Romanian FOI Law Is Well-Utilized, Report Says

25 March 2013

Positive rulings from the courts have strengthened the 10-year-old Romanian freedom of information law and made it a well-used instrument, according to a new report funded by the World Bank.

“The media and civil society embraced the law and have used its provisions to create positive legal precedents, good practices, and monitoring tools,” according to a summary of the report.

“They used the law to obtain needed but sensitive information, quantified government compliance by recording and publishing results of standardized mock requests; and undertook strategic litigation under the FOIA to test the limits of the law’s applicability and creating valuable and visible legal precedents,” the report says.

“The fact that the both central and local public institutions have responded favorably to 95–98 percent of requests received is encouraging, and is evidence of strong deterrence effect created by the flagship court cases initiated and popularized by the media and civic activists.”

The report was written by Sorin Ioni£? and Laura ?tefan. Ioni£? is described in the credits as an expert in public administration and local policies with the Bucharest-based think tanks — Romanian Academic Society (SAR) and Expert Forum (EFOR) — a public news commentator, and Romania’s representative in the European Economic and Social Committee (EESC); Stefan is a legal and anticorruption expert with the SAR and EFOR, a former director in the Ministry of Justice, and an expert with the Council of Europe.

The report on Romania is one of eight case studies prepared as part of a World Bank project on RTI implementation, supervised by Anupama Dokeniya, a World Bank Staffer. (See previous FreedomInfo,org report.)

Court Interpretations Favorable

The interpretation of the scope of the law by the courts “lean toward a liberal, protransparency notion of the term `public institution,’ “ the report says. “Public institutions are thus interpreted as bodies that are financed wholly from the public purse and are subject to the law as well as those governed by government appointees (such as public companies), especially those operating in a state protected monopoly (hence without competitors for their commercial activities), such as the postal service, forest management, and state export promotion banks).”

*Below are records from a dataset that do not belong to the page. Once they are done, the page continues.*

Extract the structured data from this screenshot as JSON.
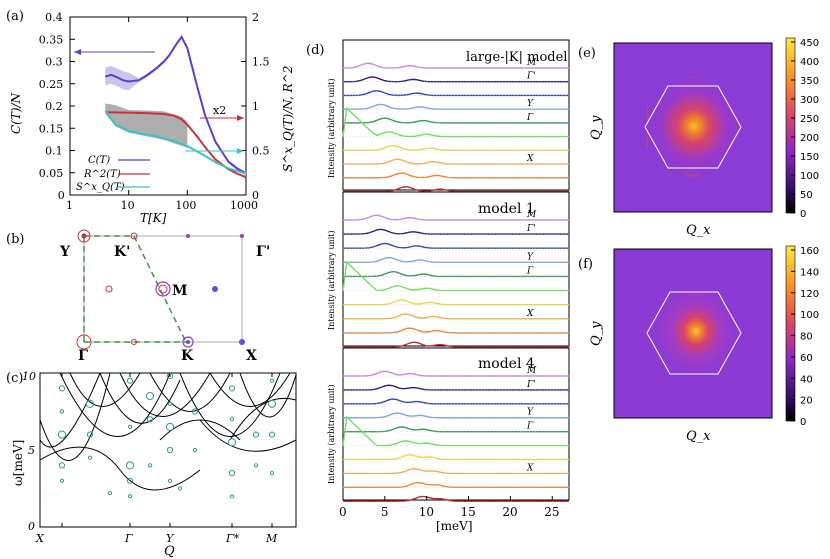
{
  "panel_labels": [
    "(a)",
    "(b)",
    "(c)",
    "(d)",
    "(e)",
    "(f)"
  ],
  "chart_data": [
    {
      "id": "a",
      "type": "line",
      "title": "",
      "xlabel": "T[K]",
      "ylabel_left": "C(T)/N",
      "ylabel_right": "S^x_Q(T)/N, R^2",
      "xscale": "log",
      "xlim": [
        1,
        1000
      ],
      "ylim_left": [
        0,
        0.4
      ],
      "ylim_right": [
        0,
        2
      ],
      "xticks": [
        "1",
        "10",
        "100",
        "1000"
      ],
      "yticks_left": [
        "0",
        "0.05",
        "0.1",
        "0.15",
        "0.2",
        "0.25",
        "0.3",
        "0.35",
        "0.4"
      ],
      "yticks_right": [
        "0",
        "0.5",
        "1",
        "1.5",
        "2"
      ],
      "annotation": "x2",
      "legend": [
        "C(T)",
        "R^2(T)",
        "S^x_Q(T)"
      ],
      "colors": {
        "C": "#5a3fd0",
        "R2": "#c8323c",
        "S": "#3cc2c8",
        "band": "#a0a0a0"
      },
      "series": [
        {
          "name": "C(T)",
          "axis": "left",
          "x": [
            4,
            5,
            6,
            8,
            10,
            15,
            20,
            30,
            40,
            50,
            60,
            70,
            80,
            100,
            150,
            200,
            300,
            500,
            700,
            1000
          ],
          "values": [
            0.266,
            0.27,
            0.266,
            0.258,
            0.255,
            0.258,
            0.268,
            0.285,
            0.3,
            0.315,
            0.332,
            0.345,
            0.355,
            0.33,
            0.24,
            0.18,
            0.12,
            0.075,
            0.06,
            0.048
          ]
        },
        {
          "name": "R^2(T)",
          "axis": "right",
          "x": [
            4,
            10,
            20,
            40,
            60,
            80,
            100,
            150,
            200,
            300,
            500,
            700,
            1000
          ],
          "values": [
            0.93,
            0.925,
            0.92,
            0.91,
            0.89,
            0.85,
            0.79,
            0.65,
            0.54,
            0.4,
            0.29,
            0.24,
            0.2
          ]
        },
        {
          "name": "S^x_Q(T)",
          "axis": "right",
          "x": [
            4,
            6,
            10,
            20,
            30,
            50,
            100,
            200,
            300,
            500,
            700,
            1000
          ],
          "values": [
            0.95,
            0.79,
            0.72,
            0.68,
            0.66,
            0.62,
            0.55,
            0.44,
            0.37,
            0.3,
            0.27,
            0.24
          ]
        }
      ]
    },
    {
      "id": "c",
      "type": "scatter",
      "xlabel": "Q",
      "ylabel": "ω[meV]",
      "ylim": [
        0,
        10
      ],
      "yticks": [
        "0",
        "5",
        "10"
      ],
      "xticks": [
        "X",
        "Γ",
        "Y",
        "Γ*",
        "M"
      ]
    },
    {
      "id": "d",
      "type": "line",
      "xlabel": "[meV]",
      "xlim": [
        0,
        27
      ],
      "xticks": [
        "0",
        "5",
        "10",
        "15",
        "20",
        "25"
      ],
      "ylabel": "Intensity (arbitrary unit)",
      "subpanels": [
        "large-|K| model",
        "model 1",
        "model 4"
      ],
      "curve_labels": [
        "M",
        "Γ'",
        "",
        "Y",
        "Γ",
        "",
        "",
        "X"
      ],
      "curve_colors": [
        "#c98be0",
        "#2c1f82",
        "#3445b8",
        "#7fa7e0",
        "#3a9a5c",
        "#6fe060",
        "#e8d84a",
        "#f0b050",
        "#e8893a",
        "#c02a28"
      ]
    },
    {
      "id": "e",
      "type": "heatmap",
      "xlabel": "Q_x",
      "ylabel": "Q_y",
      "colorbar_ticks": [
        "0",
        "50",
        "100",
        "150",
        "200",
        "250",
        "300",
        "350",
        "400",
        "450"
      ]
    },
    {
      "id": "f",
      "type": "heatmap",
      "xlabel": "Q_x",
      "ylabel": "Q_y",
      "colorbar_ticks": [
        "0",
        "20",
        "40",
        "60",
        "80",
        "100",
        "120",
        "140",
        "160"
      ]
    }
  ],
  "panel_b": {
    "point_labels": [
      "Y",
      "K'",
      "Γ'",
      "M",
      "Γ",
      "K",
      "X"
    ]
  }
}
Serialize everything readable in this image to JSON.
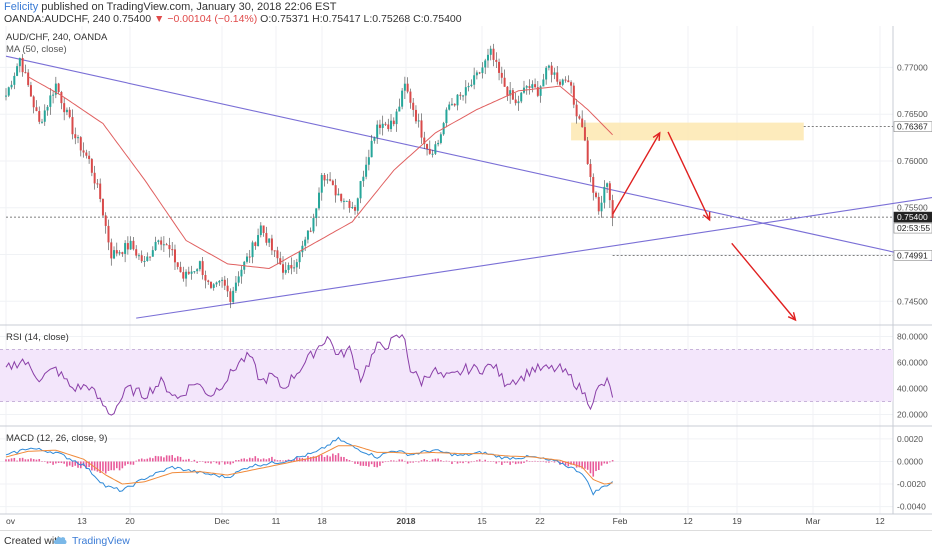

Noting the success of litigation, the authors summarize:

Finally, the SAR, the IPP, and several other civic actors appeared before courts with strategic and visible cases about information of public interest not being willingly disclosed by public institutions.

They won almost all of them, whether the issue at stake was the breakdown of office expenses by an individual councilor — decision: this is not personal information; conditions of privatization of a carmaking plant with Ford Motors by the State Property Authority — decision: confidentiality clauses requested by the investor and accepted by the state cannot override the law, so the contract and all annexes should be made public; or public relations and service contracts concluded by the state-owned export promotion Eximbank — decision: these contracts are not covered by the banking secrecy rules because these apply only to clients, not to subcontractors.

In a discussion on the rulings concerning exemptions, the report observes: “The exemption most difficult to implement relates to information involving the protection of youth; a similarly worded provision appears in the constitution. To date, no consistent practice exists regarding the scope of this exemption.”

Few Fees Charged

No “truly powerful FOIA coordination agency” emerged, according to the report. Looking at how agencies handle requests, the report says that many agencies don’t bother to collect allowable fees. The report makes some suggestion on record management practices. The monitoring and reporting about the FOI process itself needs improvement, the report details.

Looking at proactive disclosure practices, the authors conclude, “The quality and completeness of information posted online is still weak.”

The use of the law has been robust concludes the report, providing data and examples. “The creativity of a few civil society actors in exploiting the possibilities offered by the law has been remarkable,” the report says.